Immediately after the data were presented, statistician Susan Halabi from Duke University took the stage to discuss the study – a job she’d been given by the American Society of Clinical Oncology, which runs the conference. She raised real concerns about how confident doctors could be about Zytiga’s benefit. The Zytiga clinical trial had been stopped too early, she said, and that meant that right now it might be giving an impression that the drug is more effective than it actually is. It would also make it difficult to prove Zytiga extended these men’s lives once and for all. In an interview, she said that the decision to give placebo patients the drug “sacrificed” the trial. “This decision,” she said, “is irreversible.”



J&J Prostate Cancer Trial Shouldn’t Have Been Stopped Early


Why did the Data Monitoring Committee (DMC) recommend unblinding the study based on an interim analysis?

That was the question that Susan Halabi, associate professor of biostatistics and bioinformatics at Duke University, sought to answer in her excellent discussion of Ryan’s presentation. Given the complexity of the statistical issues in question, and the difficulties of questioning the decision to end the study early, Halabi gave a very fair review of the issues.

The COU-AA-302 trial had several planned interim analyses, with clearly defined criteria that would show, based on how much study data was available, whether the drug was effective or not.

Halabi presented the COU-AA-302 overall survival data in the context of the O’Brien-Fleming boundary, that graphically represents a curve, one side of which the drug is judged to be “ineffective,” the other side “effective.” Based on this analysis, abiraterone was “ineffective.” But as Halabi went on to say, it was extremely close to the boundary. In that case, why would the independent data monitoring committee (DMC) choose to unblind the study at the time it did the analysis, rather than wait a little longer until statistical significance might be reached?

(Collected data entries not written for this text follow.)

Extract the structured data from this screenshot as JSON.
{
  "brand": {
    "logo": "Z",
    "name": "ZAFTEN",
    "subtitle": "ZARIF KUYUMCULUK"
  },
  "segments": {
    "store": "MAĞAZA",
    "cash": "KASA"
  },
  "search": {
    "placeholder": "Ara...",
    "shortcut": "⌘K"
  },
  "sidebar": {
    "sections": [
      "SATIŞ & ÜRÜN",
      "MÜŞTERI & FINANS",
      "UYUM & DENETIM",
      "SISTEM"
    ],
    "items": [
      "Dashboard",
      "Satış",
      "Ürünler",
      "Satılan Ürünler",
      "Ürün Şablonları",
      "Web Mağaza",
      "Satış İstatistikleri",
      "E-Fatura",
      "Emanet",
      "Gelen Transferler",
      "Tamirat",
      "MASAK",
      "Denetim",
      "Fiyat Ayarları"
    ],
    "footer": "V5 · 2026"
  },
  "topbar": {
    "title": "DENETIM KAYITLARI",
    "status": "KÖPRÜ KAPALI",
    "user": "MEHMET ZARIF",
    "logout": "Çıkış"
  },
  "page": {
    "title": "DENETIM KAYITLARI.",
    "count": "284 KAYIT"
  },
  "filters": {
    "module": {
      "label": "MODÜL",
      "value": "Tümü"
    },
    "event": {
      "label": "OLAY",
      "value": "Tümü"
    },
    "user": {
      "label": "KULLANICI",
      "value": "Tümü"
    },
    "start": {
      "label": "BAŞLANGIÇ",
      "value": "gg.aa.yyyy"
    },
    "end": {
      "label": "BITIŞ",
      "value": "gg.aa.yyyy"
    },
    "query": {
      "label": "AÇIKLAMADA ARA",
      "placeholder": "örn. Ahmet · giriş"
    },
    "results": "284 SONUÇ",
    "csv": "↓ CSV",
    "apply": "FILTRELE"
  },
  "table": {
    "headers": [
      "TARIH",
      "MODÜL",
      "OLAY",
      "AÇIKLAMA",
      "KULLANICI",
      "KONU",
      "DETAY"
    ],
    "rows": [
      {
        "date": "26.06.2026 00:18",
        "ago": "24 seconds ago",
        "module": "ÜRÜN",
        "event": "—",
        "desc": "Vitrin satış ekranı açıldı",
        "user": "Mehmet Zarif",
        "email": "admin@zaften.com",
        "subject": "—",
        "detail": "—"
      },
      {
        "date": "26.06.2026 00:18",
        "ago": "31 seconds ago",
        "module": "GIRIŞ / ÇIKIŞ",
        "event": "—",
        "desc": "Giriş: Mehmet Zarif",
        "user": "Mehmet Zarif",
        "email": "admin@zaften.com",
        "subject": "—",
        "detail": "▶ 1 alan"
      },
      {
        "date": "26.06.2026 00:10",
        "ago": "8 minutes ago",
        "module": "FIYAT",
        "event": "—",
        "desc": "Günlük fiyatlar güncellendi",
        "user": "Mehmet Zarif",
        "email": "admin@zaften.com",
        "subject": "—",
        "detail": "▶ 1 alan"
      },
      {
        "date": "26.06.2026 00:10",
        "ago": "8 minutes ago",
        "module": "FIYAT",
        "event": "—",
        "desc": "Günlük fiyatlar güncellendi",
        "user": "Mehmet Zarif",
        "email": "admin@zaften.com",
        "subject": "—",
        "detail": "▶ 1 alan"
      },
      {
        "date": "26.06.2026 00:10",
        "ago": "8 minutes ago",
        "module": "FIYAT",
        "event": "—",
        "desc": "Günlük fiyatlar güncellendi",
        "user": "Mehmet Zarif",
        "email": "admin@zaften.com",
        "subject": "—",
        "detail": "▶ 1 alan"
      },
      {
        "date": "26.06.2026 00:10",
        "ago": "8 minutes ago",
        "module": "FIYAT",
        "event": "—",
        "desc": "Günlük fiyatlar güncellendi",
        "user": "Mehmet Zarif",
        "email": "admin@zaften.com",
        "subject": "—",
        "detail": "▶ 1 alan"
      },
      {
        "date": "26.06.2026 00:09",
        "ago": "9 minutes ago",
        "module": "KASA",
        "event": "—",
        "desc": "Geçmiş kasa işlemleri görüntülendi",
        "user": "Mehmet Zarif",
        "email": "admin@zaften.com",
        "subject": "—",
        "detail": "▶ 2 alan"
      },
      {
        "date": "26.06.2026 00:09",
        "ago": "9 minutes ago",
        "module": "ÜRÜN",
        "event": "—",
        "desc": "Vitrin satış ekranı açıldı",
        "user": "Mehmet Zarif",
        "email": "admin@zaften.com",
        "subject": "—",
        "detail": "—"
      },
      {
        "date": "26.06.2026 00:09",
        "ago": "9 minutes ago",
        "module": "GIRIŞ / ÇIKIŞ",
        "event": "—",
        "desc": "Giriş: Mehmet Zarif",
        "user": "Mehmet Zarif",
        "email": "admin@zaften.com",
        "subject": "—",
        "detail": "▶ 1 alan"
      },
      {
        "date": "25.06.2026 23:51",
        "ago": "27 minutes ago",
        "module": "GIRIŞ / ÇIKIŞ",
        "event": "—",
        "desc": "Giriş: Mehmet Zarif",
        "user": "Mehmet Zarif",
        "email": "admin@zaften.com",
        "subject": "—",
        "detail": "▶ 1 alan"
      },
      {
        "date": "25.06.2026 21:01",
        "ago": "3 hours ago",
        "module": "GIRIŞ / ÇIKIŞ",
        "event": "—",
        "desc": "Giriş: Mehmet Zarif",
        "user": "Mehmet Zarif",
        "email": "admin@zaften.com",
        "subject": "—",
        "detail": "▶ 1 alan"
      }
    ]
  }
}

The judgment of the DMC has to be questioned. The decision to unblind the study means that the “interim” data presented by Ryan is effectively the final data for the randomized trial. Unblinding a study introduces biases, which essentially turns a well-controlled randomized study into an observational one. As Halabi noted in her presentation, the “follow-up data will be biased due to confounding,” —which means other factors besides abiraterone could be influencing whether patients live longer in one group or another. By halting the study early, patients in the placebo group are now being switched over to abiraterone, which makes the comparison between the drug group and the placebo group less clear. Statistically, the COU-AA-302 data only shows a “trend to overall survival,” said Halabi.

The DMC’s decision to terminate the trial early has led to the trial’s failure to show a statistically significant survival advantage. Would it have required long to wait to show overall survival? Probably not. The interim analysis that Ryan presented was based on 43 percent of the expected overall survival events (333 deaths of trial subjects). This took place in the fourth quarter of 2011. The next interim analysis was planned for the second quarter of 2012 based on the expectation that 425 deaths (55 percent of the expected death events) would have occurred. Halabi told me after her presentation that it was highly likely this interim analysis would have crossed the O’Brien-Fleming boundary, and shown a statistically significant overall survival advantage for abiraterone in chemotherapy-naïve patients.

The early interim analysis of the COU-AA-302 trial is an opportunity missed to show an unequivocal survival advantage for abiraterone in the pre-chemo setting. The study failed to show overall survival and no matter what the positive PR spin is put on the data, it is unlikely that the study will ever show statistically significant overall survival for abiraterone. On some level this must be regarded as a failure of drug development. Ending studies in this way does a disservice both to medicine and the men who participated in the trial.